Era novembro de 2014. Primeiro fim de semana. Plena campanha da Dilma. Fim de tarde na RPPN dele, a Linda Serra dos Topázios. Jaime e eu começamos a conversar sobre a falta que fazia termos acesso a um veículo independente e democrático de informação.

Resolvemos fundar o nosso. Um espaço não comercial, de resistência. Mais um trabalho de militância, voluntário, por suposto. Jaime propôs um jornal; eu, uma revista. O nome eu escolhi (ele queria Bacurau). Dividimos as tarefas. A capa ficou com ele, a linha editorial também.

Correr atrás da grana ficou por minha conta. A paleta de cores, depois de larga prosa, Jaime fechou questão – “nossas cores vão ser o vermelho e o amarelo, porque revista tem que ter cor de luta, cor vibrante” (eu queria verde-floresta). Na paz, acabei enfiando um branco.

Fizemos a primeira edição da Xapuri lá mesmo, na Reserva, em uma noite. Optamos por centrar na pauta socioambiental. Nossa primeira capa foi sobre os povos indígenas isolados do Acre: ‘Isolados, Bravos, Livres: Um Brasil Indígena por Conhecer”. Depois de tudo pronto, Jaime inventou de fazer uma outra boneca, “porque toda revista tem que ter número zero”.
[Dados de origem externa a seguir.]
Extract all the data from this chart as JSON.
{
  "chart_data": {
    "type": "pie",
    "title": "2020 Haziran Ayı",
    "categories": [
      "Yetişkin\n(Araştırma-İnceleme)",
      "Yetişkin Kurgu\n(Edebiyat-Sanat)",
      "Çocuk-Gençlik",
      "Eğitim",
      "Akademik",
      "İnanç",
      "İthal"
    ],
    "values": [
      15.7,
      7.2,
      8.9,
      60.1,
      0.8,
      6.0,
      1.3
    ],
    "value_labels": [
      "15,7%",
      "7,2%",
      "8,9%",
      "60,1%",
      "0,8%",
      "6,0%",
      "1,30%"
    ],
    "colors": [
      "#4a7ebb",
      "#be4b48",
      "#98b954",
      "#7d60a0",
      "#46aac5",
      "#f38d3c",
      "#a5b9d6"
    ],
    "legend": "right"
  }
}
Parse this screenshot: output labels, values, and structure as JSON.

Dessa vez finquei pé, ficamos com a capa indígena. Voltei pra Brasília com a boneca praticamente pronta e com a missão de dar um jeito de imprimir. Nos dias seguintes, o Jaime veio pra Formosa, pra convencer minha irmã Lúcia a revisar a revista, “de grátis”. Com a primeira revista impressa, a próxima tarefa foi montar o Conselho Editorial.
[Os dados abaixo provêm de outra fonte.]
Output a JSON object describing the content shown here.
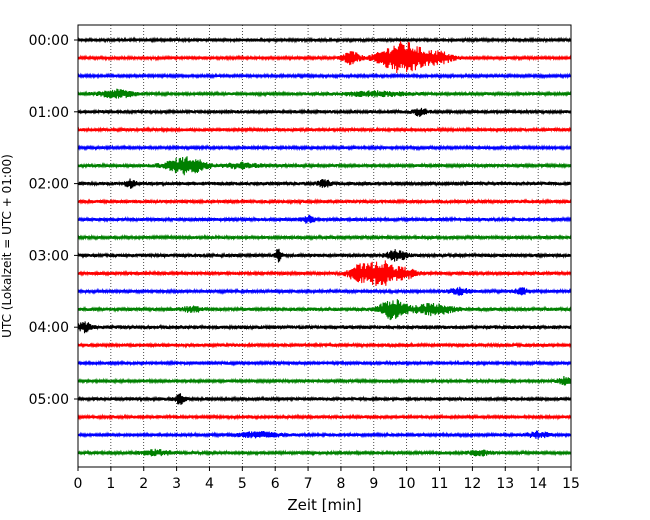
{
  "chart_data": {
    "type": "line",
    "title": "",
    "xlabel": "Zeit  [min]",
    "ylabel": "UTC (Lokalzeit = UTC + 01:00)",
    "xlim": [
      0,
      15
    ],
    "x_ticks": [
      0,
      1,
      2,
      3,
      4,
      5,
      6,
      7,
      8,
      9,
      10,
      11,
      12,
      13,
      14,
      15
    ],
    "x_tick_labels": [
      "0",
      "1",
      "2",
      "3",
      "4",
      "5",
      "6",
      "7",
      "8",
      "9",
      "10",
      "11",
      "12",
      "13",
      "14",
      "15"
    ],
    "grid": "vertical dotted",
    "y_tick_labels": [
      "00:00",
      "01:00",
      "02:00",
      "03:00",
      "04:00",
      "05:00"
    ],
    "y_tick_trace_index": [
      0,
      4,
      8,
      12,
      16,
      20
    ],
    "color_cycle": [
      "#000000",
      "#ff0000",
      "#0000ff",
      "#008000"
    ],
    "traces": [
      {
        "start": "00:00",
        "color": "#000000",
        "noise": 0.3,
        "events": []
      },
      {
        "start": "00:15",
        "color": "#ff0000",
        "noise": 0.28,
        "events": [
          {
            "t": 8.3,
            "amp": 1.2,
            "w": 0.25
          },
          {
            "t": 9.9,
            "amp": 3.0,
            "w": 0.7
          },
          {
            "t": 11.0,
            "amp": 1.0,
            "w": 0.4
          }
        ]
      },
      {
        "start": "00:30",
        "color": "#0000ff",
        "noise": 0.25,
        "events": []
      },
      {
        "start": "00:45",
        "color": "#008000",
        "noise": 0.3,
        "events": [
          {
            "t": 1.2,
            "amp": 0.7,
            "w": 0.5
          },
          {
            "t": 9.0,
            "amp": 0.4,
            "w": 1.0
          }
        ]
      },
      {
        "start": "01:00",
        "color": "#000000",
        "noise": 0.32,
        "events": [
          {
            "t": 10.4,
            "amp": 0.7,
            "w": 0.2
          }
        ]
      },
      {
        "start": "01:15",
        "color": "#ff0000",
        "noise": 0.3,
        "events": []
      },
      {
        "start": "01:30",
        "color": "#0000ff",
        "noise": 0.26,
        "events": []
      },
      {
        "start": "01:45",
        "color": "#008000",
        "noise": 0.3,
        "events": [
          {
            "t": 3.3,
            "amp": 1.6,
            "w": 0.6
          },
          {
            "t": 5.0,
            "amp": 0.5,
            "w": 0.5
          }
        ]
      },
      {
        "start": "02:00",
        "color": "#000000",
        "noise": 0.34,
        "events": [
          {
            "t": 1.6,
            "amp": 0.7,
            "w": 0.15
          },
          {
            "t": 7.5,
            "amp": 0.6,
            "w": 0.2
          }
        ]
      },
      {
        "start": "02:15",
        "color": "#ff0000",
        "noise": 0.32,
        "events": []
      },
      {
        "start": "02:30",
        "color": "#0000ff",
        "noise": 0.3,
        "events": [
          {
            "t": 7.0,
            "amp": 0.7,
            "w": 0.2
          }
        ]
      },
      {
        "start": "02:45",
        "color": "#008000",
        "noise": 0.28,
        "events": []
      },
      {
        "start": "03:00",
        "color": "#000000",
        "noise": 0.32,
        "events": [
          {
            "t": 6.1,
            "amp": 1.3,
            "w": 0.1
          },
          {
            "t": 9.7,
            "amp": 1.0,
            "w": 0.3
          }
        ]
      },
      {
        "start": "03:15",
        "color": "#ff0000",
        "noise": 0.3,
        "events": [
          {
            "t": 8.5,
            "amp": 1.2,
            "w": 0.3
          },
          {
            "t": 9.2,
            "amp": 2.4,
            "w": 0.5
          },
          {
            "t": 10.0,
            "amp": 0.8,
            "w": 0.3
          }
        ]
      },
      {
        "start": "03:30",
        "color": "#0000ff",
        "noise": 0.28,
        "events": [
          {
            "t": 11.6,
            "amp": 0.6,
            "w": 0.3
          },
          {
            "t": 13.5,
            "amp": 0.6,
            "w": 0.2
          }
        ]
      },
      {
        "start": "03:45",
        "color": "#008000",
        "noise": 0.32,
        "events": [
          {
            "t": 9.6,
            "amp": 1.9,
            "w": 0.4
          },
          {
            "t": 10.8,
            "amp": 1.0,
            "w": 0.6
          },
          {
            "t": 3.5,
            "amp": 0.5,
            "w": 0.3
          }
        ]
      },
      {
        "start": "04:00",
        "color": "#000000",
        "noise": 0.36,
        "events": [
          {
            "t": 0.2,
            "amp": 0.9,
            "w": 0.2
          }
        ]
      },
      {
        "start": "04:15",
        "color": "#ff0000",
        "noise": 0.32,
        "events": []
      },
      {
        "start": "04:30",
        "color": "#0000ff",
        "noise": 0.3,
        "events": []
      },
      {
        "start": "04:45",
        "color": "#008000",
        "noise": 0.3,
        "events": [
          {
            "t": 14.8,
            "amp": 0.7,
            "w": 0.2
          }
        ]
      },
      {
        "start": "05:00",
        "color": "#000000",
        "noise": 0.32,
        "events": [
          {
            "t": 3.1,
            "amp": 0.9,
            "w": 0.15
          }
        ]
      },
      {
        "start": "05:15",
        "color": "#ff0000",
        "noise": 0.3,
        "events": []
      },
      {
        "start": "05:30",
        "color": "#0000ff",
        "noise": 0.3,
        "events": [
          {
            "t": 5.5,
            "amp": 0.5,
            "w": 0.6
          },
          {
            "t": 14.0,
            "amp": 0.6,
            "w": 0.3
          }
        ]
      },
      {
        "start": "05:45",
        "color": "#008000",
        "noise": 0.3,
        "events": [
          {
            "t": 2.4,
            "amp": 0.5,
            "w": 0.4
          },
          {
            "t": 12.2,
            "amp": 0.5,
            "w": 0.3
          }
        ]
      }
    ]
  }
}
Jaime fez questão de visitar, explicar o projeto e convidar pessoalmente cada conselheiro e cada conselheira (até a doença agravar, nos seus últimos meses de vida, nunca abriu mão dessa tarefa). Daqui rumamos pra Goiânia, para convidar o arqueólogo Altair Sales Barbosa, nosso primeiro conselheiro. “O mais sabido de nóis,” segundo o Jaime.

Trilhamos uma linda jornada. Em 80 meses, Jaime fez questão de decidir, mensalmente, o tema da capa e, quase sempre, escrever ele mesmo. Às vezes, ligava pra falar da ótima ideia que teve, às vezes sumia e, no dia certo, lá vinha o texto pronto, impecável.
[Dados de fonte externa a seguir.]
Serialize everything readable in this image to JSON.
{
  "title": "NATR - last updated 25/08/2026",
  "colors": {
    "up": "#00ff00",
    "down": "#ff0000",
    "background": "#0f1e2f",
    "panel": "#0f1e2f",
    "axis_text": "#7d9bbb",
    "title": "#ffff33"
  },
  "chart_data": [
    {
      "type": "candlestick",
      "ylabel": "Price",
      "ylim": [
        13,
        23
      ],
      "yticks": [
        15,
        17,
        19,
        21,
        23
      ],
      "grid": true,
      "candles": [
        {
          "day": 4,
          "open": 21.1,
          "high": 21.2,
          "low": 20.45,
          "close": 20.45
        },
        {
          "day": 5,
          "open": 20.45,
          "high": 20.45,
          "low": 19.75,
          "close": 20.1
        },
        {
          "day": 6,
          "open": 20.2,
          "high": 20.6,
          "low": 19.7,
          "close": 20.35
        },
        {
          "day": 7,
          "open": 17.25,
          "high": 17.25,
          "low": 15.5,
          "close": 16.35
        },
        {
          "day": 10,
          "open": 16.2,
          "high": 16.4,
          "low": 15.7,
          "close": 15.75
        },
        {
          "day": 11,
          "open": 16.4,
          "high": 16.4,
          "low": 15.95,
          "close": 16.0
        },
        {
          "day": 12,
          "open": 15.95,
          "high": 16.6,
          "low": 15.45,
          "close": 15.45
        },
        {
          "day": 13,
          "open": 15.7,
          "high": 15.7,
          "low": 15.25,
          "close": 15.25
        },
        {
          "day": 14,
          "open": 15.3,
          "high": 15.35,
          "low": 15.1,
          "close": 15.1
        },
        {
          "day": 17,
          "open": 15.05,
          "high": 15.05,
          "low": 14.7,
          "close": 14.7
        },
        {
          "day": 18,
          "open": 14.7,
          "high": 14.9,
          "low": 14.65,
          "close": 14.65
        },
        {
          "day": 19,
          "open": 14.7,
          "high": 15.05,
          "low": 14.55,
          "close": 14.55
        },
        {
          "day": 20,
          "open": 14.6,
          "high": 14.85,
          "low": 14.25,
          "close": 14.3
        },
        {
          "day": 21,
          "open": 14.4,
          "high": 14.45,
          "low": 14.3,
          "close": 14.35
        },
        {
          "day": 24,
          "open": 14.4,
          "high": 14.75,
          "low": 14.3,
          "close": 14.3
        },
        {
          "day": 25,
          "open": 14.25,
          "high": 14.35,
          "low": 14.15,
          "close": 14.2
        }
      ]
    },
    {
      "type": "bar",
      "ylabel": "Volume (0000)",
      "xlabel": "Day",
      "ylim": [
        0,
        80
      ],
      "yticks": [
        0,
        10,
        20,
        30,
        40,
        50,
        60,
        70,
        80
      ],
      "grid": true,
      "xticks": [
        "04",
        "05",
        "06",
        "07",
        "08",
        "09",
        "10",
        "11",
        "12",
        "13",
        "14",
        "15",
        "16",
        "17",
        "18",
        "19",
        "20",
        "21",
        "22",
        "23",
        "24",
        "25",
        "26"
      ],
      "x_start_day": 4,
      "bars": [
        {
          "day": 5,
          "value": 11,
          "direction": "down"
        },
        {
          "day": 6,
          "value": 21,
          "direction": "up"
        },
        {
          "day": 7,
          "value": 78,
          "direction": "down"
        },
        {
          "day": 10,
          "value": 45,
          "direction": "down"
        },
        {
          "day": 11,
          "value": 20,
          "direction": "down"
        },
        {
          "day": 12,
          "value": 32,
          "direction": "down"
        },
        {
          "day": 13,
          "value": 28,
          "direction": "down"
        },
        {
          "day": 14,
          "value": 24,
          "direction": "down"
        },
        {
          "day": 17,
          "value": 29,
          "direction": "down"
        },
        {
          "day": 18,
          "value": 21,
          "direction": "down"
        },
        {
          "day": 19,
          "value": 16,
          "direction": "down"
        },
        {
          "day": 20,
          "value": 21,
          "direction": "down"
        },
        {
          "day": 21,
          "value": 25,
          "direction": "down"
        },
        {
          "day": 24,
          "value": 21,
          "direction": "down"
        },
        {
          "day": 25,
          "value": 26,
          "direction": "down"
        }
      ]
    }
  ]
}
Na sexta-feira, 9 de julho, quando preparávamos a Xapuri 81, pela primeira vez em sete anos, ele me pediu para cuidar de tudo. Foi uma conversa triste, ele estava agoniado com os rumos da doença e com a tragédia que o Brasil enfrentava. Não falamos em morte, mas eu sabia que era o fim.

Hoje, cá estamos nós, sem as capas do Jaime, sem as pautas do Jaime, sem o linguajar do Jaime, sem o jaimês da Xapuri, mas na labuta, firmes na resistência. Mês sim, mês sim de novo, como você sonhava, Jaiminho, carcamos porva e, enfim, chegamos à nossa edição número 100. E, depois da Xapuri 100, como era desejo seu, a gente segue esperneando.

Fica tranquilo, camarada, que por aqui tá tudo direitim.